I shift halfway—eyes, claws, sense of smell sharpening as I slip through the trees. Every crackle of leaves, every shift of wind paints a picture in my mind: fox to the left, owl overhead, distant patrols along the main ridge. No one close enough to see me unless they’re looking.
Good. Or bad. Or both.
The wrecked car is still there when I emerge into the clearing. Its frame is nothing but twisted metal and memories, hood peeled back like a split lip. We torched it when we were sixteen, laughing as the flames licked the night, feeling invincible and very, very stupid.

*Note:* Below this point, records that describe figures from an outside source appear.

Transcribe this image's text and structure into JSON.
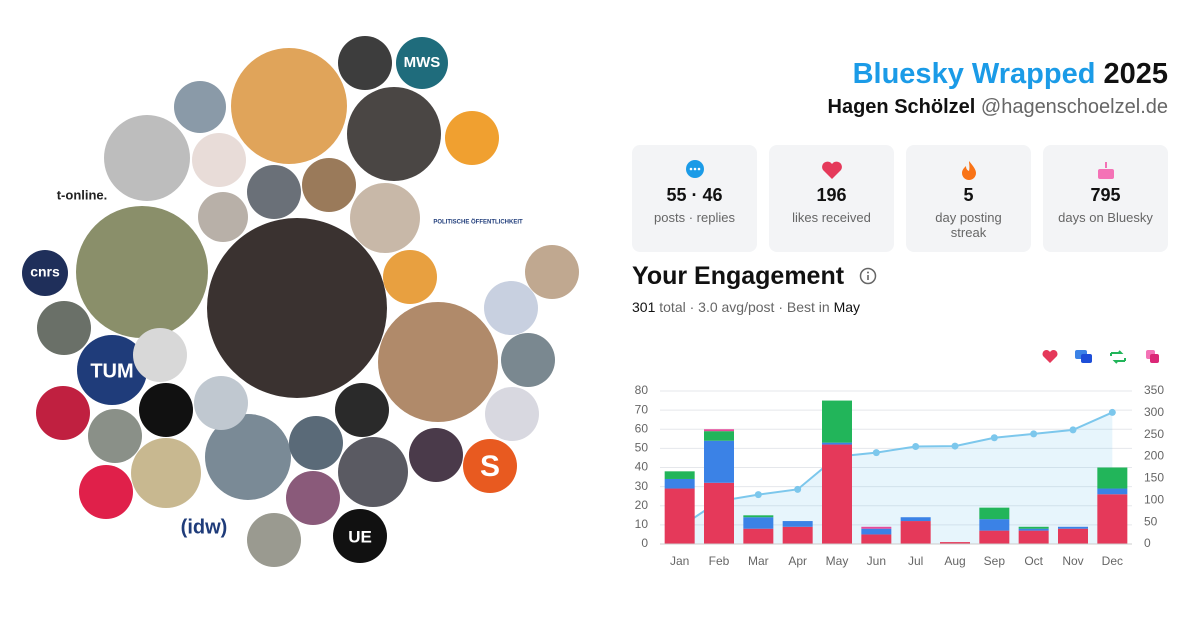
{
  "header": {
    "title": "Bluesky Wrapped",
    "year": "2025",
    "name": "Hagen Schölzel",
    "handle": "@hagenschoelzel.de"
  },
  "logos": [
    "MWS",
    "t-online.",
    "cnrs",
    "TUM",
    "(idw)",
    "UE",
    "S",
    "POLITISCHE ÖFFENTLICHKEIT"
  ],
  "stats": [
    {
      "value": "55 · 46",
      "label": "posts · replies"
    },
    {
      "value": "196",
      "label": "likes received"
    },
    {
      "value": "5",
      "label": "day posting streak"
    },
    {
      "value": "795",
      "label": "days on Bluesky"
    }
  ],
  "engagement": {
    "title": "Your Engagement",
    "total": "301",
    "summary": "total · 3.0 avg/post · Best in",
    "best": "May"
  },
  "chart_data": {
    "type": "bar",
    "stacked": true,
    "categories": [
      "Jan",
      "Feb",
      "Mar",
      "Apr",
      "May",
      "Jun",
      "Jul",
      "Aug",
      "Sep",
      "Oct",
      "Nov",
      "Dec"
    ],
    "series": [
      {
        "color": "#e5395a",
        "values": [
          29,
          32,
          8,
          9,
          52,
          5,
          12,
          1,
          7,
          7,
          8,
          26
        ]
      },
      {
        "color": "#3b82e6",
        "values": [
          5,
          22,
          6,
          3,
          1,
          3,
          2,
          0,
          6,
          1,
          1,
          3
        ]
      },
      {
        "color": "#22b55a",
        "values": [
          4,
          5,
          1,
          0,
          22,
          0,
          0,
          0,
          6,
          1,
          0,
          11
        ]
      },
      {
        "color": "#e84a9a",
        "values": [
          0,
          1,
          0,
          0,
          0,
          1,
          0,
          0,
          0,
          0,
          0,
          0
        ]
      },
      {
        "type": "line",
        "axis": "y2",
        "color": "#7cc7ec",
        "values": [
          38,
          98,
          113,
          125,
          200,
          209,
          223,
          224,
          243,
          252,
          261,
          301
        ]
      }
    ],
    "ylim": [
      0,
      80
    ],
    "yticks": [
      0,
      10,
      20,
      30,
      40,
      50,
      60,
      70,
      80
    ],
    "y2lim": [
      0,
      350
    ],
    "y2ticks": [
      0,
      50,
      100,
      150,
      200,
      250,
      300,
      350
    ],
    "grid": true
  }
}
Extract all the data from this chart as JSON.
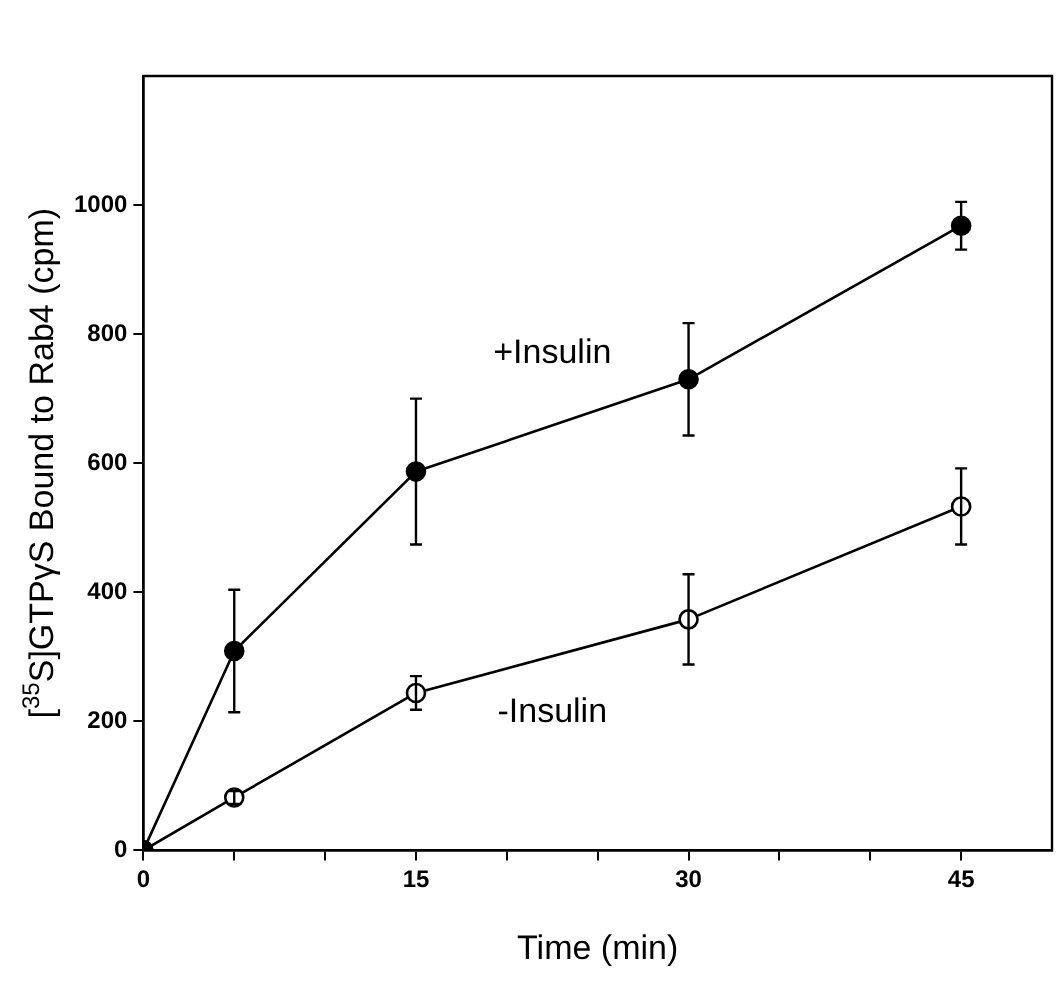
{
  "chart_data": {
    "type": "line",
    "xlabel": "Time (min)",
    "ylabel": "[$^{35}$S]GTPγS Bound to Rab4 (cpm)",
    "x": [
      0,
      5,
      15,
      30,
      45
    ],
    "series": [
      {
        "name": "+Insulin",
        "color": "#000000",
        "values": [
          0,
          309,
          587,
          730,
          968
        ],
        "errors": [
          null,
          95,
          113,
          87,
          37
        ]
      },
      {
        "name": "-Insulin",
        "color": "#000000",
        "values": [
          0,
          82,
          244,
          358,
          533
        ],
        "errors": [
          null,
          10,
          26,
          70,
          59
        ]
      }
    ],
    "xlim": [
      0,
      50
    ],
    "xticks": [
      0,
      {
        "value": 5,
        "label": null
      },
      {
        "value": 10,
        "label": null
      },
      15,
      {
        "value": 20,
        "label": null
      },
      {
        "value": 25,
        "label": null
      },
      30,
      {
        "value": 35,
        "label": null
      },
      {
        "value": 40,
        "label": null
      },
      45
    ],
    "ylim": [
      0,
      1200
    ],
    "yticks": [
      0,
      200,
      400,
      600,
      800,
      1000
    ],
    "marker": "circle",
    "legend": false,
    "grid": false
  }
}
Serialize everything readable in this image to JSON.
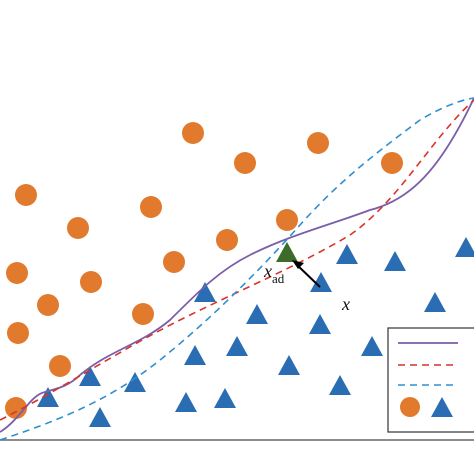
{
  "labels": {
    "adversarial": {
      "base": "x",
      "subscript": "ad"
    },
    "original": "x"
  }
}
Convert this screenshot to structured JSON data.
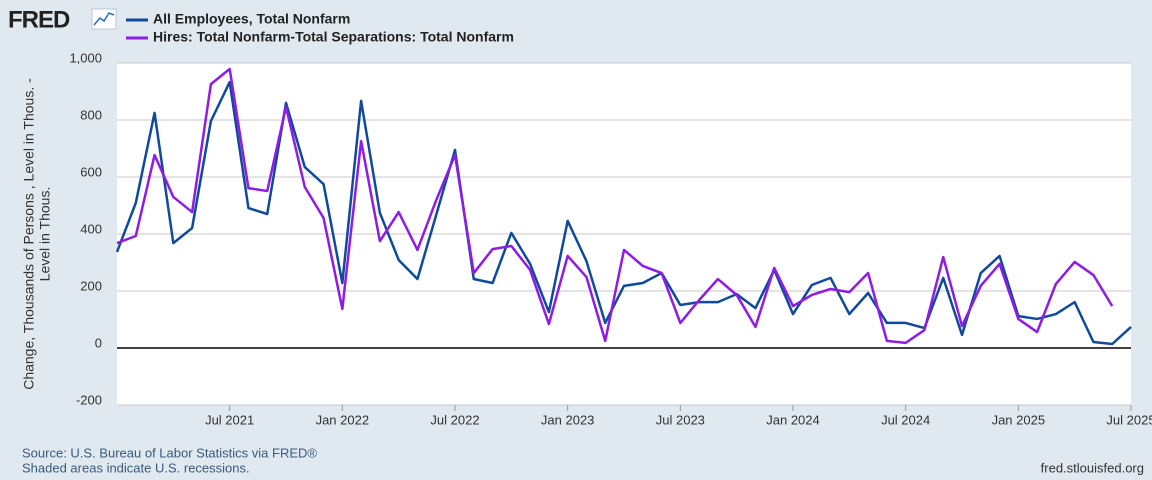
{
  "header": {
    "logo": "FRED"
  },
  "chart_data": {
    "type": "line",
    "x": [
      "2021-01",
      "2021-02",
      "2021-03",
      "2021-04",
      "2021-05",
      "2021-06",
      "2021-07",
      "2021-08",
      "2021-09",
      "2021-10",
      "2021-11",
      "2021-12",
      "2022-01",
      "2022-02",
      "2022-03",
      "2022-04",
      "2022-05",
      "2022-06",
      "2022-07",
      "2022-08",
      "2022-09",
      "2022-10",
      "2022-11",
      "2022-12",
      "2023-01",
      "2023-02",
      "2023-03",
      "2023-04",
      "2023-05",
      "2023-06",
      "2023-07",
      "2023-08",
      "2023-09",
      "2023-10",
      "2023-11",
      "2023-12",
      "2024-01",
      "2024-02",
      "2024-03",
      "2024-04",
      "2024-05",
      "2024-06",
      "2024-07",
      "2024-08",
      "2024-09",
      "2024-10",
      "2024-11",
      "2024-12",
      "2025-01",
      "2025-02",
      "2025-03",
      "2025-04",
      "2025-05",
      "2025-06",
      "2025-07"
    ],
    "series": [
      {
        "name": "All Employees, Total Nonfarm",
        "color": "#0f4a9c",
        "values": [
          337,
          509,
          825,
          368,
          421,
          796,
          933,
          491,
          470,
          860,
          635,
          575,
          228,
          867,
          474,
          309,
          242,
          467,
          695,
          242,
          228,
          404,
          295,
          126,
          446,
          305,
          88,
          218,
          228,
          263,
          151,
          161,
          161,
          189,
          140,
          274,
          119,
          221,
          246,
          119,
          193,
          88,
          88,
          70,
          246,
          46,
          263,
          323,
          112,
          102,
          119,
          161,
          21,
          14,
          74
        ]
      },
      {
        "name": "Hires: Total Nonfarm-Total Separations: Total Nonfarm",
        "color": "#8f1ce6",
        "values": [
          368,
          393,
          677,
          530,
          477,
          926,
          979,
          561,
          551,
          846,
          565,
          456,
          137,
          726,
          375,
          477,
          344,
          519,
          677,
          263,
          347,
          358,
          274,
          84,
          323,
          249,
          25,
          344,
          288,
          263,
          88,
          168,
          242,
          186,
          74,
          281,
          147,
          186,
          207,
          196,
          263,
          25,
          18,
          63,
          319,
          77,
          218,
          295,
          102,
          56,
          225,
          302,
          256,
          147,
          null
        ]
      }
    ],
    "ylabel": [
      "Change, Thousands of Persons , Level in Thous. -",
      "Level in Thous."
    ],
    "xlim": [
      "2021-01",
      "2025-07"
    ],
    "xticks": [
      {
        "value": "2021-07",
        "label": "Jul 2021"
      },
      {
        "value": "2022-01",
        "label": "Jan 2022"
      },
      {
        "value": "2022-07",
        "label": "Jul 2022"
      },
      {
        "value": "2023-01",
        "label": "Jan 2023"
      },
      {
        "value": "2023-07",
        "label": "Jul 2023"
      },
      {
        "value": "2024-01",
        "label": "Jan 2024"
      },
      {
        "value": "2024-07",
        "label": "Jul 2024"
      },
      {
        "value": "2025-01",
        "label": "Jan 2025"
      },
      {
        "value": "2025-07",
        "label": "Jul 2025"
      }
    ],
    "ylim": [
      -200,
      1000
    ],
    "yticks": [
      -200,
      0,
      200,
      400,
      600,
      800,
      {
        "value": 1000,
        "label": "1,000"
      }
    ],
    "grid": true
  },
  "footer": {
    "source": "Source: U.S. Bureau of Labor Statistics via FRED®",
    "note": "Shaded areas indicate U.S. recessions.",
    "url": "fred.stlouisfed.org"
  }
}
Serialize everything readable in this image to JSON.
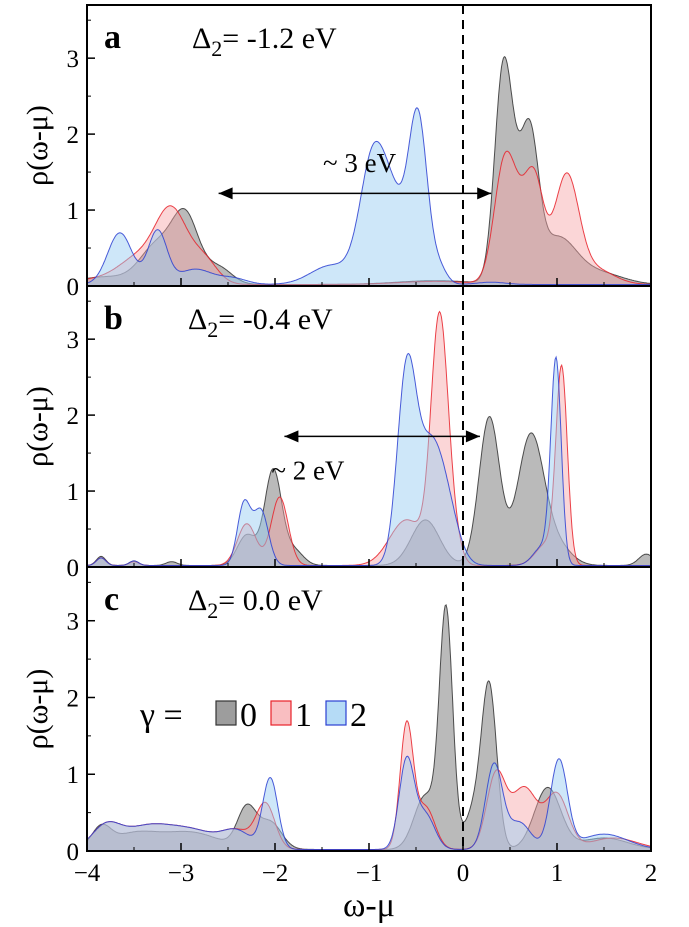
{
  "colors": {
    "gamma0": "#333333",
    "gamma0_fill": "#8c8c8c",
    "gamma1": "#e8222a",
    "gamma1_fill": "#f6a3a6",
    "gamma2": "#2b3fd1",
    "gamma2_fill": "#99cdf3"
  },
  "figure": {
    "xlabel": "ω-μ",
    "ylabel": "ρ(ω-μ)",
    "xlim": [
      -4,
      2
    ],
    "xticks": [
      -4,
      -3,
      -2,
      -1,
      0,
      1,
      2
    ],
    "xtick_labels": [
      "−4",
      "−3",
      "−2",
      "−1",
      "0",
      "1",
      "2"
    ],
    "vline_x": 0
  },
  "legend": {
    "symbol": "γ =",
    "entries": [
      {
        "label": "0",
        "series": 0
      },
      {
        "label": "1",
        "series": 1
      },
      {
        "label": "2",
        "series": 2
      }
    ]
  },
  "chart_data": [
    {
      "type": "area",
      "panel": "a",
      "title_prefix": "Δ",
      "title_sub": "2",
      "title_suffix": "= -1.2 eV",
      "ylim": [
        0,
        3.7
      ],
      "yticks": [
        0,
        1,
        2,
        3
      ],
      "annotation": {
        "text": "~ 3 eV",
        "arrow_from": -2.6,
        "arrow_to": 0.3,
        "arrow_y": 1.22,
        "text_x": -1.1,
        "text_y": 1.5
      },
      "series": [
        {
          "name": "0",
          "peaks": [
            [
              -3.8,
              0.1,
              0.3
            ],
            [
              -3.25,
              0.5,
              0.18
            ],
            [
              -2.95,
              0.85,
              0.14
            ],
            [
              -2.6,
              0.22,
              0.14
            ],
            [
              -0.3,
              0.05,
              0.4
            ],
            [
              0.42,
              2.3,
              0.09
            ],
            [
              0.55,
              1.1,
              0.12
            ],
            [
              0.72,
              1.5,
              0.09
            ],
            [
              1.0,
              0.6,
              0.2
            ],
            [
              1.45,
              0.15,
              0.25
            ]
          ]
        },
        {
          "name": "1",
          "peaks": [
            [
              -3.8,
              0.08,
              0.3
            ],
            [
              -3.45,
              0.3,
              0.2
            ],
            [
              -3.1,
              0.95,
              0.17
            ],
            [
              -2.75,
              0.3,
              0.14
            ],
            [
              -0.3,
              0.04,
              0.4
            ],
            [
              0.44,
              1.55,
              0.11
            ],
            [
              0.6,
              0.55,
              0.1
            ],
            [
              0.76,
              1.3,
              0.1
            ],
            [
              1.1,
              1.4,
              0.13
            ],
            [
              1.4,
              0.2,
              0.2
            ]
          ]
        },
        {
          "name": "2",
          "peaks": [
            [
              -3.65,
              0.68,
              0.13
            ],
            [
              -3.25,
              0.7,
              0.1
            ],
            [
              -2.85,
              0.2,
              0.18
            ],
            [
              -2.45,
              0.08,
              0.15
            ],
            [
              -1.4,
              0.25,
              0.22
            ],
            [
              -0.95,
              1.7,
              0.14
            ],
            [
              -0.72,
              0.8,
              0.12
            ],
            [
              -0.48,
              2.2,
              0.1
            ],
            [
              -0.25,
              0.2,
              0.08
            ],
            [
              0.3,
              0.03,
              0.15
            ]
          ]
        }
      ]
    },
    {
      "type": "area",
      "panel": "b",
      "title_prefix": "Δ",
      "title_sub": "2",
      "title_suffix": "= -0.4 eV",
      "ylim": [
        0,
        3.7
      ],
      "yticks": [
        0,
        1,
        2,
        3
      ],
      "annotation": {
        "text": "~ 2 eV",
        "arrow_from": -1.9,
        "arrow_to": 0.18,
        "arrow_y": 1.72,
        "text_x": -1.65,
        "text_y": 1.15
      },
      "series": [
        {
          "name": "0",
          "peaks": [
            [
              -3.85,
              0.12,
              0.05
            ],
            [
              -3.5,
              0.06,
              0.05
            ],
            [
              -3.1,
              0.05,
              0.06
            ],
            [
              -2.3,
              0.4,
              0.1
            ],
            [
              -2.02,
              1.25,
              0.09
            ],
            [
              -1.8,
              0.2,
              0.1
            ],
            [
              -0.4,
              0.6,
              0.15
            ],
            [
              0.28,
              1.95,
              0.11
            ],
            [
              0.72,
              1.7,
              0.14
            ],
            [
              1.0,
              0.25,
              0.15
            ],
            [
              1.95,
              0.15,
              0.08
            ]
          ]
        },
        {
          "name": "1",
          "peaks": [
            [
              -3.85,
              0.1,
              0.05
            ],
            [
              -3.5,
              0.05,
              0.05
            ],
            [
              -2.3,
              0.55,
              0.1
            ],
            [
              -1.95,
              0.9,
              0.09
            ],
            [
              -0.6,
              0.6,
              0.18
            ],
            [
              -0.25,
              3.2,
              0.09
            ],
            [
              -0.1,
              0.3,
              0.08
            ],
            [
              1.05,
              2.5,
              0.06
            ],
            [
              0.9,
              0.3,
              0.12
            ]
          ]
        },
        {
          "name": "2",
          "peaks": [
            [
              -3.85,
              0.1,
              0.05
            ],
            [
              -3.5,
              0.06,
              0.05
            ],
            [
              -2.33,
              0.8,
              0.07
            ],
            [
              -2.15,
              0.72,
              0.08
            ],
            [
              -0.6,
              2.45,
              0.1
            ],
            [
              -0.35,
              1.5,
              0.14
            ],
            [
              -0.15,
              0.5,
              0.12
            ],
            [
              0.99,
              2.65,
              0.055
            ],
            [
              0.85,
              0.25,
              0.1
            ]
          ]
        }
      ]
    },
    {
      "type": "area",
      "panel": "c",
      "title_prefix": "Δ",
      "title_sub": "2",
      "title_suffix": "= 0.0 eV",
      "ylim": [
        0,
        3.7
      ],
      "yticks": [
        0,
        1,
        2,
        3
      ],
      "series": [
        {
          "name": "0",
          "peaks": [
            [
              -3.85,
              0.25,
              0.1
            ],
            [
              -3.5,
              0.2,
              0.25
            ],
            [
              -2.9,
              0.22,
              0.3
            ],
            [
              -2.3,
              0.52,
              0.1
            ],
            [
              -2.05,
              0.35,
              0.12
            ],
            [
              -0.4,
              0.7,
              0.12
            ],
            [
              -0.18,
              3.05,
              0.07
            ],
            [
              0.28,
              2.05,
              0.08
            ],
            [
              0.12,
              0.5,
              0.1
            ],
            [
              0.9,
              0.8,
              0.14
            ],
            [
              1.5,
              0.15,
              0.25
            ]
          ]
        },
        {
          "name": "1",
          "peaks": [
            [
              -3.8,
              0.28,
              0.15
            ],
            [
              -3.4,
              0.25,
              0.25
            ],
            [
              -2.9,
              0.25,
              0.3
            ],
            [
              -2.1,
              0.58,
              0.1
            ],
            [
              -2.4,
              0.2,
              0.15
            ],
            [
              -0.6,
              1.6,
              0.07
            ],
            [
              -0.4,
              0.55,
              0.1
            ],
            [
              0.35,
              0.95,
              0.1
            ],
            [
              0.65,
              0.8,
              0.14
            ],
            [
              1.0,
              0.7,
              0.12
            ],
            [
              1.6,
              0.15,
              0.25
            ]
          ]
        },
        {
          "name": "2",
          "peaks": [
            [
              -3.8,
              0.28,
              0.15
            ],
            [
              -3.4,
              0.25,
              0.25
            ],
            [
              -2.9,
              0.25,
              0.3
            ],
            [
              -2.05,
              0.92,
              0.08
            ],
            [
              -2.4,
              0.2,
              0.15
            ],
            [
              -0.6,
              1.15,
              0.08
            ],
            [
              -0.4,
              0.45,
              0.1
            ],
            [
              0.33,
              1.1,
              0.09
            ],
            [
              0.6,
              0.35,
              0.12
            ],
            [
              1.02,
              1.15,
              0.09
            ],
            [
              1.5,
              0.2,
              0.25
            ]
          ]
        }
      ]
    }
  ]
}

Someone sits on the hood now, legs swinging, cigarette ember a tiny, glowing eye in the dark.
“Took you long enough,” Maelin says, voice sliding through the shadows like it never left. “Thought your precious alpha had you on a shorter leash these days.”
Her scent hits me full-force then—smoke, cheap perfume, the familiar Varrow bite. Underneath it all, something new and dangerous.
She smells like trouble.
And like the only person who might be able to tell me why my new home is bleeding from wounds I can’t see.